Bo Dalsgaard

Bo Dalsgaard

Associate Professor

Member of:

    Current research

    My expertise is within the fields of community ecology, mutualistic interactions, ecological networks, tropical ecology, biogeography, macroecology and climate change impacts on biodiversity. Most of my work focuses on mutualistic plant-animal interactions, often using hummingbird-plant interactions as a model system to understand how biotic interactions vary across biogeographical or macroecological scale. I am also working on applied aspects of this research, investigating whether climate influences the importance of pollination for coffee production. Most of this work involves fieldwork in the tropics, collecting data on plant-animal interactions along environmental gradients.
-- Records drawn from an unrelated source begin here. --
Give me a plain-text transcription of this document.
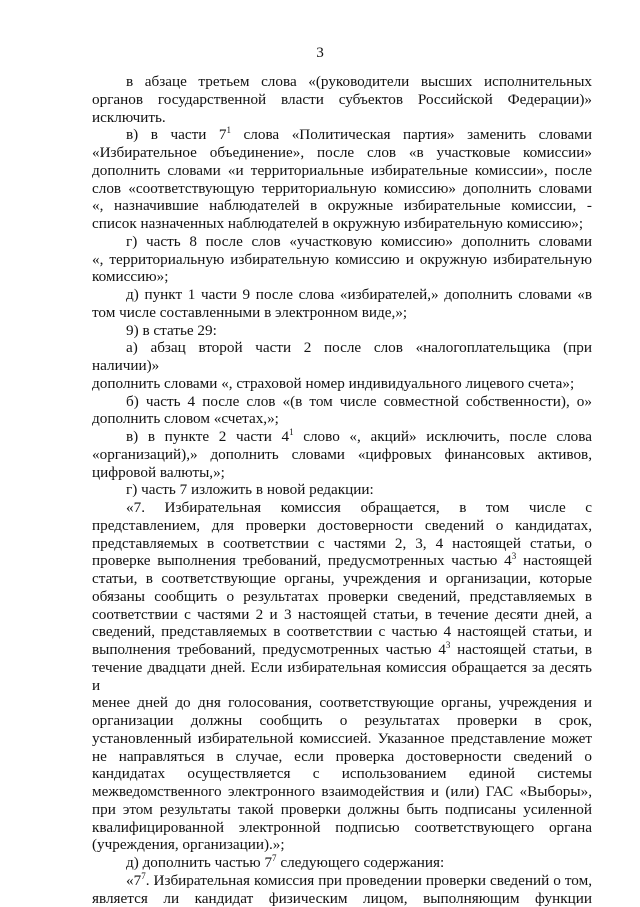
3

в абзаце третьем слова «(руководители высших исполнительных

органов государственной власти субъектов Российской Федерации)»

исключить.

в) в части $7^1$ слова «Политическая партия» заменить словами

«Избирательное объединение», после слов «в участковые комиссии»

дополнить словами «и территориальные избирательные комиссии», после

слов «соответствующую территориальную комиссию» дополнить словами

«, назначившие наблюдателей в окружные избирательные комиссии, -

список назначенных наблюдателей в окружную избирательную комиссию»;

г) часть 8 после слов «участковую комиссию» дополнить словами

«, территориальную избирательную комиссию и окружную избирательную

комиссию»;

д) пункт 1 части 9 после слова «избирателей,» дополнить словами «в

том числе составленными в электронном виде,»;

9) в статье 29:

а) абзац второй части 2 после слов «налогоплательщика (при наличии)»

дополнить словами «, страховой номер индивидуального лицевого счета»;

б) часть 4 после слов «(в том числе совместной собственности), о»

дополнить словом «счетах,»;

в) в пункте 2 части $4^1$ слово «, акций» исключить, после слова

«организаций),» дополнить словами «цифровых финансовых активов,

цифровой валюты,»;

г) часть 7 изложить в новой редакции:

«7. Избирательная комиссия обращается, в том числе с

представлением, для проверки достоверности сведений о кандидатах,

представляемых в соответствии с частями 2, 3, 4 настоящей статьи, о

проверке выполнения требований, предусмотренных частью $4^3$ настоящей

статьи, в соответствующие органы, учреждения и организации, которые

обязаны сообщить о результатах проверки сведений, представляемых в

соответствии с частями 2 и 3 настоящей статьи, в течение десяти дней, а

сведений, представляемых в соответствии с частью 4 настоящей статьи, и

выполнения требований, предусмотренных частью $4^3$ настоящей статьи, в

течение двадцати дней. Если избирательная комиссия обращается за десять и

менее дней до дня голосования, соответствующие органы, учреждения и

организации должны сообщить о результатах проверки в срок,

установленный избирательной комиссией. Указанное представление может

не направляться в случае, если проверка достоверности сведений о

кандидатах осуществляется с использованием единой системы

межведомственного электронного взаимодействия и (или) ГАС «Выборы»,

при этом результаты такой проверки должны быть подписаны усиленной

квалифицированной электронной подписью соответствующего органа

(учреждения, организации).»;

д) дополнить частью $7^7$ следующего содержания:

«$7^7$. Избирательная комиссия при проведении проверки сведений о том,

является ли кандидат физическим лицом, выполняющим функции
However, I also work with a wide range of other systems, for instance, island biogeography of birds, threshold responses of birds to landscape changes, and global human linguistic diversity. See also my Google Scholar Profile and Researchgate Profile. I welcome applications from prospective MSc and PhD students and postdocs wanting to work on related issues.

    Lab members

    I am currently hosting Marie Skłodowska-Curie postdoctoral fellow Ana M Martín González. I am the main advisor of PhD student Jesper Sonne and co-advisor of PhD student Céline Moreaux. My group currently also includes four MSc students: Marta Múgica Galán, William Elliot Drabble, Nina Ali and Francheska Ilse Tacke. Ana works mainly on understanding macroecological patterns of plant-hummingbird interaction networks. Jesper has conducted fieldwork on plant-hummingbird interactions along an elevation gradeint in Ecuador, and is also working on macroecological patterns of plant-hummingbird interaction networks. Céline is working on the  economics of pollination, focusing on coffee production in Jamaica. Marta is working on the socio-economics of coffee production in Nicaragua, William on honeyeater-plant interactions in South-East Asia, Nina on frugivore bird-plant interactions in Guatamala whereas Francheska is investigating how historical climate change is associated with threshold responses of birds to current landscape changes. 

     

    Former thesis students: 1. PhD Thais Zanata with Isabela Varassin (2018, Universidade Federal do Paraná - UFPR, Brazil), 2. PhD Tiago Malucelli with Isabela Varassin (2018, Universidade Federal do Paraná - UFPR, Brazil), 3. MSc Kamilla Friis with Daniel W. Carstensen (2017, University of Copenhagen), 4. MSc Inge-Mathilde Mønsted Rasmussen with Daniel W. Carstensen (2017, University of Copenhagen), 5. MSc Adriana Patricia Albán García with Ana M. Martín González and Jesper Sonne (2017, University of Copenhagen), 6. PhD Jeferson Vizentin-Bugoni with Marlies Sazima (2017, Universidade Estadual de Campinas -  UNICAMP, Brazil), 7. MSc Louise Lehmann with Carsten Rahbek (2016, University of Copenhagen), 8. MSc Jesper Sonne with Carsten Rahbek (2016, University of Copenhagen), 9. PhD Pietro Kiyoshi Maruyama with Marlies Sazima (2016, Universidade Estadual de Campinas -  UNICAMP, Brazil), 10. BSc Peter Kyvsgaard with Pietro Maruyama & Carsten Rahbek (2015, University of Copenhagen), 11. MSc Andrea Baquero with Carsten Rahbek (2014, University of Copenhagen), 12. BSc Ditlev Damhus with Carsten Rahbek (2014, University of Copenhagen), 13. MSc Miguel Cebrián with Jens M. Olesen (2009, Aarhus University), 14. BSc Ane Kirstine Brunbjerg with Jens M. Olesen (2009, Aarhus University), 15. BSc Mette Vestergaard Odgaard with Jens M. Olesen (2009, Aarhus University), 16. BSc Elna LK Mortensen with Jens M. Olesen (2008, Aarhus University), 17. BSc Vibeke H. Lund with Jens M. Olesen (2008, Aarhus University), 18. BSc Allan Timmermann with Jens M. Olesen (2007, Aarhus University), 19. BSc Laila H. Andersen with Jens M. Olesen (2007, Aarhus University), 20. BSc Sjannie Lefevre with Jens M. Olesen (2007, Aarhus University).